Dear Dr. Peterson:
My name is Micah Merrick. I graduated in 2009 from the Wharton School of Business with an MBA in Entrepreneurial Management. I went on a failed startup adventure in the year following my graduation and wrote a free book based on my experiences called Rethink the MBA.
I am writing to ask you to reconsider the nature of your recent partnership with the Acton School of Business, or any school of business, that sells MBA degrees to aspiring entrepreneurs.
No Axes Here
I have read your book, 12 Rules for Life, and listened to many of your online lectures with interest. I am not penning this letter with an axe to grind. Others can judge for themselves, but what I’ve heard on podcasts with Joe Rogan or Dave Rubin is the voice of someone genuinely trying to help the world, one person at a time.
Furthermore, I’ve followed with interest your stated intention to start a new venture in the education space. There are many problems with The Academy, as you well know, and funding from Peter Thiel (buddy of your fellow traveler, Eric Weinstein) to support a new educational venture seems like a match made in heaven. I remain hopeful that this new venture continues apace.
The MBA Steel Man
First, let me offer a “steel man”, which supports your decision to create an MBA fellowship with Acton in the first place.
Unlike many higher education credentials, MBA degrees, especially from top-ranked schools, continue to earn graduates high salary premiums in exchange for 1-2 years of time and money. The quality of instruction is typically high. Many instructors come directly from industry with little patience for business theories that have not survived in the “real world”. Finally, the MBA experience itself can be deeply rewarding on a personal level, allowing students to connect with talented peers, and spend time in active personal reflection.
Furthermore, the Acton MBA, were it aspiring to serve traditional, career-oriented students, offers more value than a traditional MBA. It is shorter, less expensive, combines online and in-person learning, and uses teaching methodologies such as the famous Harvard Business School Socratic Method. These are important improvements upon the traditional MBA, and Acton has a lot to be proud of with regards to its academic innovations.
The Critical Caveat
Unfortunately, Acton is not trying to serve traditional MBA students pursuing careers in management consulting, banking, or technology. They are trying to serve aspiring entrepreneurs. This is a critical, even fatal, caveat to the steel man above. I know, from first principles and first-hand experience, that aspiring entrepreneurs are the wrong students for an Acton MBA, or any MBA at all. Here’s why:
Human beings with the courage, drive, and risk tolerance to attempt to start their own business are rare. On the other hand, entrepreneurs create massive economic wealth for the societies where they live when they are successful.
Unfortunately, entrepreneurs are statistically headed for failure, and it’s the fate of these failed entrepreneurs, and a society’s ability to “recycle” their talents, which determines whether you wind up as Silicon Valley, or not. If failure is not a fatal blow, or even celebrated, you get the former. If it is financially debilitating or stigmatized, you get something…well, not good.

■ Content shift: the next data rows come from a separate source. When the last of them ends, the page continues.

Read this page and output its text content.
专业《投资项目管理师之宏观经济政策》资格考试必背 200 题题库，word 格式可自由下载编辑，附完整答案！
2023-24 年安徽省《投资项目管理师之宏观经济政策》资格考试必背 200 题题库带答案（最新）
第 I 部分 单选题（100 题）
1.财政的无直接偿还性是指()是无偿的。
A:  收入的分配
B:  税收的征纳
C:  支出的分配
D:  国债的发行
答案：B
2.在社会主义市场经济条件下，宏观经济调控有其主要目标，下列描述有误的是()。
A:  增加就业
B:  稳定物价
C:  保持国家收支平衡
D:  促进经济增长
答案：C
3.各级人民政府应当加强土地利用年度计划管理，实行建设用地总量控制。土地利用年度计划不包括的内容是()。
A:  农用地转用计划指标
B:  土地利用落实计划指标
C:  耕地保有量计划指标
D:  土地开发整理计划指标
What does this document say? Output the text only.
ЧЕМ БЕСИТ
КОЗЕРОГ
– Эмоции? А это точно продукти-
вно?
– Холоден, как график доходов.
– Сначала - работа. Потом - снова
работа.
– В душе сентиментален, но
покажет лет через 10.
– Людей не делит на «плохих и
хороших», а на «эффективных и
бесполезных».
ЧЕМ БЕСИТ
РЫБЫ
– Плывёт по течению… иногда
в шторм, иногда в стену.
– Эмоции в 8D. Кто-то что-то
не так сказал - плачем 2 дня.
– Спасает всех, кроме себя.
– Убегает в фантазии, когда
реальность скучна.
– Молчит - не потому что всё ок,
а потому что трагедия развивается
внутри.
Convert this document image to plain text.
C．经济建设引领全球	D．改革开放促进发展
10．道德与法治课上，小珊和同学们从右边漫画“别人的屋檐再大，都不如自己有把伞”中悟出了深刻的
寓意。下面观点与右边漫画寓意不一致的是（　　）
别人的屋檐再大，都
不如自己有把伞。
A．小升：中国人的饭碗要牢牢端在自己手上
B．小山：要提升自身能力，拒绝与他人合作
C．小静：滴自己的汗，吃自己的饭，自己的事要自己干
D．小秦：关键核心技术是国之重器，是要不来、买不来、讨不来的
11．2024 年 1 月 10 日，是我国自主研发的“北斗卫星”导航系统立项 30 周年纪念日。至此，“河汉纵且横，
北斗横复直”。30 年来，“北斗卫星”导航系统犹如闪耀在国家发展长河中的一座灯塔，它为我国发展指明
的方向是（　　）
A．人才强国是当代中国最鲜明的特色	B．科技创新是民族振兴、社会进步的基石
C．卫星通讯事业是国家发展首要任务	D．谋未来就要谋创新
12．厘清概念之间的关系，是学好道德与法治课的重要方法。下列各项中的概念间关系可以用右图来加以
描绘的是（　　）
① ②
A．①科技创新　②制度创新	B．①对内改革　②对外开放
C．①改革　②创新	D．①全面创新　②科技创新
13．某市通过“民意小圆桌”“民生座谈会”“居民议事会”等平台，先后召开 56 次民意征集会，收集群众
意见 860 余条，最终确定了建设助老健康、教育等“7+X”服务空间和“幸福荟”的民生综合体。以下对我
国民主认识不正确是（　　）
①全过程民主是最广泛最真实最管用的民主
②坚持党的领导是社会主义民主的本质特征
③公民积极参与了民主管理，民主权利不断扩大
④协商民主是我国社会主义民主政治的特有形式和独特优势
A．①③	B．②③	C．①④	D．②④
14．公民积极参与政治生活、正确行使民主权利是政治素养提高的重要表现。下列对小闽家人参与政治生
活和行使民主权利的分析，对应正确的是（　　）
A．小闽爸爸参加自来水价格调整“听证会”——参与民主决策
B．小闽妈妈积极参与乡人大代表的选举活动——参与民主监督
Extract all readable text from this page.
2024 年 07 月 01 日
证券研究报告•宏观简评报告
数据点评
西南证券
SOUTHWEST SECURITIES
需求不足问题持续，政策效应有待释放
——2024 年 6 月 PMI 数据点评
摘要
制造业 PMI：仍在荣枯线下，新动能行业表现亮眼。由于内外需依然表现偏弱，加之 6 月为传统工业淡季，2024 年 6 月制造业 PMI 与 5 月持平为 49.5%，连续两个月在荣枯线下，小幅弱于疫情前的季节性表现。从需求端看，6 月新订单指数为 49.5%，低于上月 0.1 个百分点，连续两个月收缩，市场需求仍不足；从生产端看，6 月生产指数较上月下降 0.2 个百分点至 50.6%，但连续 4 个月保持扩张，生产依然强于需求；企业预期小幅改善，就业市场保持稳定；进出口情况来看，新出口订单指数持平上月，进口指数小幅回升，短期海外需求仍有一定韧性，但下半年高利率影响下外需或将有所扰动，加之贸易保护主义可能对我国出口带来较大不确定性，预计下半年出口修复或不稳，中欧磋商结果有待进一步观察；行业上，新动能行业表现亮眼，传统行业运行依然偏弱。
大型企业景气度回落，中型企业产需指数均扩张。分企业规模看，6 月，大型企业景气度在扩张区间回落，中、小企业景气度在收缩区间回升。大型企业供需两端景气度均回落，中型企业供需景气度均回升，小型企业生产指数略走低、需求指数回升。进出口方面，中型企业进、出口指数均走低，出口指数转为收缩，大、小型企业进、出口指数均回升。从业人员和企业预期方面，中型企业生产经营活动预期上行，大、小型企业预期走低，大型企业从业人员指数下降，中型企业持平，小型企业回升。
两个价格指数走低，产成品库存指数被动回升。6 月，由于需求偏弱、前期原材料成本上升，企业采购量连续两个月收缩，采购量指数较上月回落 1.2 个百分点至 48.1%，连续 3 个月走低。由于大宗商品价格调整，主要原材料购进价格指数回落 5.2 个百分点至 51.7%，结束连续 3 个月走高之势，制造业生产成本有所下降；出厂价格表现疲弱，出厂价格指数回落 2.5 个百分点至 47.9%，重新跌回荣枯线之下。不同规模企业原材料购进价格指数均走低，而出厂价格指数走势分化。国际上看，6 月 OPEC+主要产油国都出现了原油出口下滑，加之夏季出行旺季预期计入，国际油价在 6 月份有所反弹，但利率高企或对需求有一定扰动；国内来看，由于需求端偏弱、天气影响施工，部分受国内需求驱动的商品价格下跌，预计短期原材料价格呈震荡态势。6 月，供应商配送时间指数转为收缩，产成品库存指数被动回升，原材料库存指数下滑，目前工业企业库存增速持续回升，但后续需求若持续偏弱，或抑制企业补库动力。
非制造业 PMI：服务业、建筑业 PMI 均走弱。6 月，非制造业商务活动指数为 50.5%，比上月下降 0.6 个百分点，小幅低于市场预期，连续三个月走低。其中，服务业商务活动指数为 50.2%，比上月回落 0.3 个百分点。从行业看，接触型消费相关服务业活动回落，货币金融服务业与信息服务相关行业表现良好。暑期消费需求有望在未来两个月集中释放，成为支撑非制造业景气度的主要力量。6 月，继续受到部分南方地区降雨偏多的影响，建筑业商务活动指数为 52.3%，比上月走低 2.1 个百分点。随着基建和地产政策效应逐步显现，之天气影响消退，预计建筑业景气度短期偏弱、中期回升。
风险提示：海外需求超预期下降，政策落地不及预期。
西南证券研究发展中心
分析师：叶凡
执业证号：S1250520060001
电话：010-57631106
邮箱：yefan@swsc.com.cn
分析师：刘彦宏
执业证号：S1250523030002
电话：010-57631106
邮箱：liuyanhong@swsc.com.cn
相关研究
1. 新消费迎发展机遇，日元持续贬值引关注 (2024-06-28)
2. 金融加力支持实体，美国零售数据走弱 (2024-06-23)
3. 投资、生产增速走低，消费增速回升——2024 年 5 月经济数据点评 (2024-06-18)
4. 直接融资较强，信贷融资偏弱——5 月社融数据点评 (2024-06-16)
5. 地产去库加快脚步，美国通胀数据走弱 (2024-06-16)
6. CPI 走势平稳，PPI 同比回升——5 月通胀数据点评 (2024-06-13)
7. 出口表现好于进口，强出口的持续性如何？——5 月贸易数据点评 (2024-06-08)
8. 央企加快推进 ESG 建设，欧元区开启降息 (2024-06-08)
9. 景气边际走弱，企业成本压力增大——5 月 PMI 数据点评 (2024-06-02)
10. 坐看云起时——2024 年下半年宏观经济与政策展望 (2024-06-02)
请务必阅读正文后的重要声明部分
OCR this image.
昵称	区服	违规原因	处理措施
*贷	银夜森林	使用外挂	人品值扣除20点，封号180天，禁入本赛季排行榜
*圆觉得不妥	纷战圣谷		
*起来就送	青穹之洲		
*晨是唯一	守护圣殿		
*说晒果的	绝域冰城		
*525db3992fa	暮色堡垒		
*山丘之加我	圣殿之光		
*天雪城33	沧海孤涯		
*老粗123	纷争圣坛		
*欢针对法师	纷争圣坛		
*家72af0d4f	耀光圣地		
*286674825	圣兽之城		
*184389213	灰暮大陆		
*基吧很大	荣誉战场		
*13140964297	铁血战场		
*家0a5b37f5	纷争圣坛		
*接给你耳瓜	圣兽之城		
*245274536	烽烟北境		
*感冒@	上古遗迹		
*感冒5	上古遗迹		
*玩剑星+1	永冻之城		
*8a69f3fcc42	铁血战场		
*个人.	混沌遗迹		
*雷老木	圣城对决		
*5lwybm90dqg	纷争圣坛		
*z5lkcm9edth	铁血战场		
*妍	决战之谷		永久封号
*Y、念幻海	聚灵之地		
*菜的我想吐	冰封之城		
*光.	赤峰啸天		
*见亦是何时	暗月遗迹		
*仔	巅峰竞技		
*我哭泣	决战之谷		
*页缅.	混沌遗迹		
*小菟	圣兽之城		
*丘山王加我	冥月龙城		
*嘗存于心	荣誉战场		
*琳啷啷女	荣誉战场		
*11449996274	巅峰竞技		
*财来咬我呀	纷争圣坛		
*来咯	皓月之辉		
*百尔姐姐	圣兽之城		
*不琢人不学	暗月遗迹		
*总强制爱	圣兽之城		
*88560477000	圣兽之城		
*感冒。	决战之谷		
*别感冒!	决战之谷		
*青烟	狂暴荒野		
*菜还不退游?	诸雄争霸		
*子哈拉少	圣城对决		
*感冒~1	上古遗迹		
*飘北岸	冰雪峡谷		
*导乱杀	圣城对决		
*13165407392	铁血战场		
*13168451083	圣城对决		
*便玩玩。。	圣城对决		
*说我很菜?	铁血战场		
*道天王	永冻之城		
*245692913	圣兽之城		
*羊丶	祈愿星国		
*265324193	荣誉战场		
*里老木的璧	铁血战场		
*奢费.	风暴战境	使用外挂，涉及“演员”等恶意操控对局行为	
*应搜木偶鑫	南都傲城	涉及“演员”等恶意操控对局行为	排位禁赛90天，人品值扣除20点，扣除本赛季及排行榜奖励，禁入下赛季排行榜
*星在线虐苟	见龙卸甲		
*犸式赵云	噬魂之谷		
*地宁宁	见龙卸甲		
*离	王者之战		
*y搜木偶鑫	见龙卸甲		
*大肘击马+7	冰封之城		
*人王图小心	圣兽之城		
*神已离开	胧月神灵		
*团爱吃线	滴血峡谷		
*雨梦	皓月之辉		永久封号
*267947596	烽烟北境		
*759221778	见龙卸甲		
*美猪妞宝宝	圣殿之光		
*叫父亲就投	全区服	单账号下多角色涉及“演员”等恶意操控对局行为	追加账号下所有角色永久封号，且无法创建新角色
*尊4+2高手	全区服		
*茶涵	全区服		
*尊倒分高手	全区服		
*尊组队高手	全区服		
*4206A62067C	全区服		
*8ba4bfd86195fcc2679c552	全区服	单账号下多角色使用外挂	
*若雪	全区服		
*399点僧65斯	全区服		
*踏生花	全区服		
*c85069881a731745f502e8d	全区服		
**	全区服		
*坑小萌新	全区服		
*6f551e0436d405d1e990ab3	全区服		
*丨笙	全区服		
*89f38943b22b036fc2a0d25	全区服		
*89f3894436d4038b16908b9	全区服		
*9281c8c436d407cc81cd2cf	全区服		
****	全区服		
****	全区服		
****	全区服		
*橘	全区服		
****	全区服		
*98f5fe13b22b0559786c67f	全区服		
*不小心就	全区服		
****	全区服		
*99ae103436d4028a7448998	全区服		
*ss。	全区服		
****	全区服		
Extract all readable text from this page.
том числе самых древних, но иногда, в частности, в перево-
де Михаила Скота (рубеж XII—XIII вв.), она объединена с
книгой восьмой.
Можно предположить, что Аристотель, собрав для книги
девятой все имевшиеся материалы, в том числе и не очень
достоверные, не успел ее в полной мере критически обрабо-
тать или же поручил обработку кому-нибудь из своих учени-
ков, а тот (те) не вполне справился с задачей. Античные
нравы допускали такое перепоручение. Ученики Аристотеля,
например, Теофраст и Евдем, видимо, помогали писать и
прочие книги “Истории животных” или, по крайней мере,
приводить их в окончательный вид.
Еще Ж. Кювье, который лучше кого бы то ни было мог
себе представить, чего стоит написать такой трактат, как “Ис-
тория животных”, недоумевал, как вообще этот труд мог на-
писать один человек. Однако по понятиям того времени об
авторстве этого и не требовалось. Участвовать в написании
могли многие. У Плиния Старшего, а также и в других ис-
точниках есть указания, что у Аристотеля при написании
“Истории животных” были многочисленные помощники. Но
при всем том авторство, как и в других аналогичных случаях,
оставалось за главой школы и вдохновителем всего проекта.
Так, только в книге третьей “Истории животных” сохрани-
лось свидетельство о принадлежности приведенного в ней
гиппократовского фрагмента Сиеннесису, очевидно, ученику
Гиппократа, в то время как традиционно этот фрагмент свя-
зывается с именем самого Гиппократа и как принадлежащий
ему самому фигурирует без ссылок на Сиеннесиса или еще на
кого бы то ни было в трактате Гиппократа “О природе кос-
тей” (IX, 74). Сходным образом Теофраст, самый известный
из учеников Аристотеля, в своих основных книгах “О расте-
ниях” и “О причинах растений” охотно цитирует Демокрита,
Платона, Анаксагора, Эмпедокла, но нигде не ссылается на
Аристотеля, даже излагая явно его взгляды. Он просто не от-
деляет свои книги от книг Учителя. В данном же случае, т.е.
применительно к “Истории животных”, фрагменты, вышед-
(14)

This means that from statistical first principles, we must judge any form of entrepreneurial education by how it handles the students who “fail” to start a new business, and not fall for the trap of merely judging a program by the “successes”.
So, let’s do this, by comparing Acton against the undisputed benchmark for entrepreneurial education, Y Combinator in Silicon Valley. We’ll do this exercise, not by comparing the fate of the winners, but comparing the fate of the losers:
|Acton MBA||Y Combinator|
|Time||9 Months||3 Months|
|$ Earned||$0||Living expenses paid by salary|
|Equity Cost||0% of Company||7% of Company for $150k|
|Cost of Failure||9 months and $65,000||3 Months and $0|
Clearly, despite its innovative approach, Acton, not to mention every other “entrepreneurial” MBA offering, is far more expensive for failed entrepreneurs than the best alternative. This expense prevents failed entrepreneurs from being “recycled” in the entrepreneurial ecosystem. Rather than trying again to start a new, potentially successful company, they are stuck pursuing traditional employment in order to pay back their student loans.
It Gets Worse…
There are myriad additional problems to consider:
- Adverse Selection: The best aspiring entrepreneurs are busy starting companies, not trying to get a credential called an MBA. Hence, Acton will adversely select for students more likely to fail, exacerbating the moral dilemma I outline above.
- Skin In The Game: Entrepreneurial MBA programs have no financial alignment with their student’s success. This lack of Nassim Talebian “skin in the game” presents an intractable conflict of interest.
- Entrepreneurial Knowledge is a Commodity: Like all other forms of knowledge, entrepreneurial knowledge is a near commodity available in books, websites, and podcasts from the best practitioners, like Paul Graham, Naval Ravikant, and Marc Andreessen. Charging more than a hardcover book for this content, let alone $65,000, is unjustified. (I am not talking about customized advice from these actual practitioners! Paying PG, Naval, or Marc $65,000 for their startup advice would be a bargain.)
One Path to Redemption
In order for Acton, or any other MBA program to align with failed entrepreneurs, they must solve the problems above. They are not intractable, as Y Combinator, TechStars, and 500 Startups have all shown. However, redemption comes at the cost of a completely different business model: allowing students to pay with equity in their venture rather than with cash, financed by student loans.
If Acton, or any other MBA program, is truly adding value to the education of an aspiring entrepreneur, then the value of their equity portfolio will be on a par with a successful venture capital investor. I would support any MBA program taking this approach 100%.
However, if an business school recruiting aspiring entrepreneurs is not willing to be paid in equity, then they are unfortunately just virtue signaling about “helping entrepreneurs”, while harming those entrepreneurs that will inevitably fail in the future.
Ultimately, there is a solution to this conundrum for you personally. By all means, continue to work with Acton, Founders Institute, or any other entrepreneurial program to integrate your suite of psychological tests and writing exercises. Every student can benefit from this form of self-reflection.
On the other hand, please do not actively encourage aspiring entrepreneurs to pursue an MBA. It is simply a form of educational “help” that does more harm than good.